用于高性能钙钛矿太阳能电池的稳健自组装分子钝化

Robust Self-Assembled Molecular Passivation for High-Performance Perovskite Solar Cells.

作者信息

Guo Haodan, Fang Yanyan, Cheng Hong-Bo, Wu Jinpeng, Lei Yan, Wang Shumao, Li Xiangrong, Dai Yuhua, Xiang Wanchun, Xue Ding-Jiang, Lin Yuan, Hagfeldt Anders

机构信息

Beijing National Laboratory for Molecular Sciences, CAS Research/Education Center for Excellence in Molecular Sciences, Institute of Chemistry, Chinese Academy of Sciences, Beijing, 100190, China.

University of Chinese Academy of Sciences, Beijing, 100049, China.

出版信息

Angew Chem Int Ed Engl. 2022 Jun 20;61(25):e202204148. doi: 10.1002/anie.202204148. Epub 2022 Apr 21.

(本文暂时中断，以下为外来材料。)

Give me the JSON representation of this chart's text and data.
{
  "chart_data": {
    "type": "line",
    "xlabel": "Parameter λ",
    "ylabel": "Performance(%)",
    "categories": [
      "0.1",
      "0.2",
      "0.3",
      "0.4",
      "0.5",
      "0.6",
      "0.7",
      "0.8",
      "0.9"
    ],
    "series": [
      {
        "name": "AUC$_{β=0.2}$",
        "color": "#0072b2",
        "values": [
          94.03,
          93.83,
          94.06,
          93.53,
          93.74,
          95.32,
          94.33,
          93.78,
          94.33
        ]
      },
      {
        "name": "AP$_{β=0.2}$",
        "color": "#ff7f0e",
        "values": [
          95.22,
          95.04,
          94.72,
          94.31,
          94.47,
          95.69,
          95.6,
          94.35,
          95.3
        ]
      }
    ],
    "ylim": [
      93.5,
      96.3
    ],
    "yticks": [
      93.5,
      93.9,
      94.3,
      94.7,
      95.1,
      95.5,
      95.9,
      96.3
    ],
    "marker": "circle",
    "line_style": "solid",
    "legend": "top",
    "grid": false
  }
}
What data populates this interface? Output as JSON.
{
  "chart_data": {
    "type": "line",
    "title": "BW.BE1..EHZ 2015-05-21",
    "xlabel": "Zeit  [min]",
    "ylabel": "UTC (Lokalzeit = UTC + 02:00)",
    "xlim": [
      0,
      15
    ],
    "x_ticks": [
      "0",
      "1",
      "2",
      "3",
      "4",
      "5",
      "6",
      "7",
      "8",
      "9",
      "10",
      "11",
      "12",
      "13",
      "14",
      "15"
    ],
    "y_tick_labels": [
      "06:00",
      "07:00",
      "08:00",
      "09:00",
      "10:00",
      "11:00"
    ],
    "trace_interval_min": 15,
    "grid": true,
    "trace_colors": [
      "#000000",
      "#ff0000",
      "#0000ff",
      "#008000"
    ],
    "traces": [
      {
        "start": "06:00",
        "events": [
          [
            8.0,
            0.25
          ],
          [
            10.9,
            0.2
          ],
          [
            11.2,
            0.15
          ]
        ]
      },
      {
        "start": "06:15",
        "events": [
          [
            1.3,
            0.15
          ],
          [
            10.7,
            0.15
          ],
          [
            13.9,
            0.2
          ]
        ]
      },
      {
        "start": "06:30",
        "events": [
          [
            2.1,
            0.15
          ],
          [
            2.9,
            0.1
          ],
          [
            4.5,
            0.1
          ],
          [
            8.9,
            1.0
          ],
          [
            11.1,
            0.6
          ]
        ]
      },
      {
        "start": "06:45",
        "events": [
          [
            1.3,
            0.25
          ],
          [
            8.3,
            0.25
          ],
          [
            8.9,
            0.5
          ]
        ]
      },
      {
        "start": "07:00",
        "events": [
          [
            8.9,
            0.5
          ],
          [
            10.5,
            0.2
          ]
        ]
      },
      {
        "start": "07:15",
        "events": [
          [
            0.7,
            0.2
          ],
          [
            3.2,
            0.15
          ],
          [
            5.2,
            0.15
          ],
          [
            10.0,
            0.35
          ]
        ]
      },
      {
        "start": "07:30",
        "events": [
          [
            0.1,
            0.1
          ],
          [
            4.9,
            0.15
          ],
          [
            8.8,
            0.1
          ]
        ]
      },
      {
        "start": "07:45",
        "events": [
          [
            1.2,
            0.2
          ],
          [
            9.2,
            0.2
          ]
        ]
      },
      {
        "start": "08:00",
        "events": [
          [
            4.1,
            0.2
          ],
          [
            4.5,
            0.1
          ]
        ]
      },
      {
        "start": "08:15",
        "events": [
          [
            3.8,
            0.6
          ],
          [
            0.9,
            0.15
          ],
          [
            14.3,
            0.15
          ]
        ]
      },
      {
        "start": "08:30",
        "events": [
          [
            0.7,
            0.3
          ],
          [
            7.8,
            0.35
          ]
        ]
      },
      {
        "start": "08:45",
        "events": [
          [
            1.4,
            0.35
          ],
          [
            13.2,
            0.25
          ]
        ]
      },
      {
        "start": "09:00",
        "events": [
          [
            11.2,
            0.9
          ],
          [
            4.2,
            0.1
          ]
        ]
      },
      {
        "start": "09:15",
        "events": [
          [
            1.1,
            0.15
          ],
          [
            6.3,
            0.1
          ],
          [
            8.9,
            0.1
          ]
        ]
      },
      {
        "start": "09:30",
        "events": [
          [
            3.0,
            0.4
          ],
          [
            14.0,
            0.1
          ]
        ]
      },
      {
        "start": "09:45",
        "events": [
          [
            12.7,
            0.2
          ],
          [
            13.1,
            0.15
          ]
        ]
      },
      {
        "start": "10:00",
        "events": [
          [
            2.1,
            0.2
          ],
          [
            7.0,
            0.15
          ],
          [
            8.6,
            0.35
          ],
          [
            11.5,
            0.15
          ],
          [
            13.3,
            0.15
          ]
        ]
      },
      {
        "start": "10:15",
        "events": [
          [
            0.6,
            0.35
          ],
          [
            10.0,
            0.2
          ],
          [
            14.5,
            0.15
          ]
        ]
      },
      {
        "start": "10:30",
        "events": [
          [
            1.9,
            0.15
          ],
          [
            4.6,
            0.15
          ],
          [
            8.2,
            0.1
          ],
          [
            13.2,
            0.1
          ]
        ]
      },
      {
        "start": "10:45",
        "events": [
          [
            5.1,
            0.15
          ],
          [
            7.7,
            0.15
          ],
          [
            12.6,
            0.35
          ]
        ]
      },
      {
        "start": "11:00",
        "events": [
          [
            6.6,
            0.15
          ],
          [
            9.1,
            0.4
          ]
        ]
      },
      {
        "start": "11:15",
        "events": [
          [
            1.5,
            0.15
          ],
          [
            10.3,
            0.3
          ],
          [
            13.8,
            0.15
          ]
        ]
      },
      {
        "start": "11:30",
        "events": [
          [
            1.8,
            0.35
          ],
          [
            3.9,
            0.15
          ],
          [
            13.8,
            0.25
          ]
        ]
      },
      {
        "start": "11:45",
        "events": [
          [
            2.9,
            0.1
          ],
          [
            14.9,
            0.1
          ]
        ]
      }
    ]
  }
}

DOI:10.1002/anie.202204148

PMID:35384201

Abstract

Defect passivation via post-treatment of perovskite films is an effective method to fabricate high-performance perovskite solar cells (PSCs). However, the passivation durability is still an issue due to the weak and vulnerable bonding between passivating functional groups and perovskite defect sites. Here we propose a cholesterol derivative self-assembly strategy to construct crosslinked and compact membranes throughout perovskite films. These supramolecular membranes act as a robust protection layer against harsh operational conditions while providing effective passivation of defects from surface toward inner grain boundaries. The resultant PSCs exhibit a power conversion efficiency of 23.34 % with an impressive open-circuit voltage of 1.164 eV. The unencapsulated devices retain 92 % of their initial efficiencies after 1600 h of storage under ambient conditions, and remain almost unchanged after heating at 85 °C for 500 h in a nitrogen atmosphere, showing significantly improved stability.

摘要

通过对钙钛矿薄膜进行后处理来实现缺陷钝化是制备高性能钙钛矿太阳能电池（PSC）的有效方法。然而，由于钝化官能团与钙钛矿缺陷位点之间的键合较弱且易受损，钝化耐久性仍然是一个问题。在此，我们提出一种胆固醇衍生物自组装策略，以在整个钙钛矿薄膜中构建交联且致密的膜。这些超分子膜作为一层坚固的保护层，可抵御恶劣的工作条件，同时从表面到内部晶界提供有效的缺陷钝化。由此制备的PSC表现出23.34%的功率转换效率，开路电压高达1.164 eV，令人印象深刻。未封装的器件在环境条件下储存1600小时后仍保留其初始效率的92%，并且在氮气气氛中于85°C加热500小时后几乎保持不变，稳定性得到显著提高。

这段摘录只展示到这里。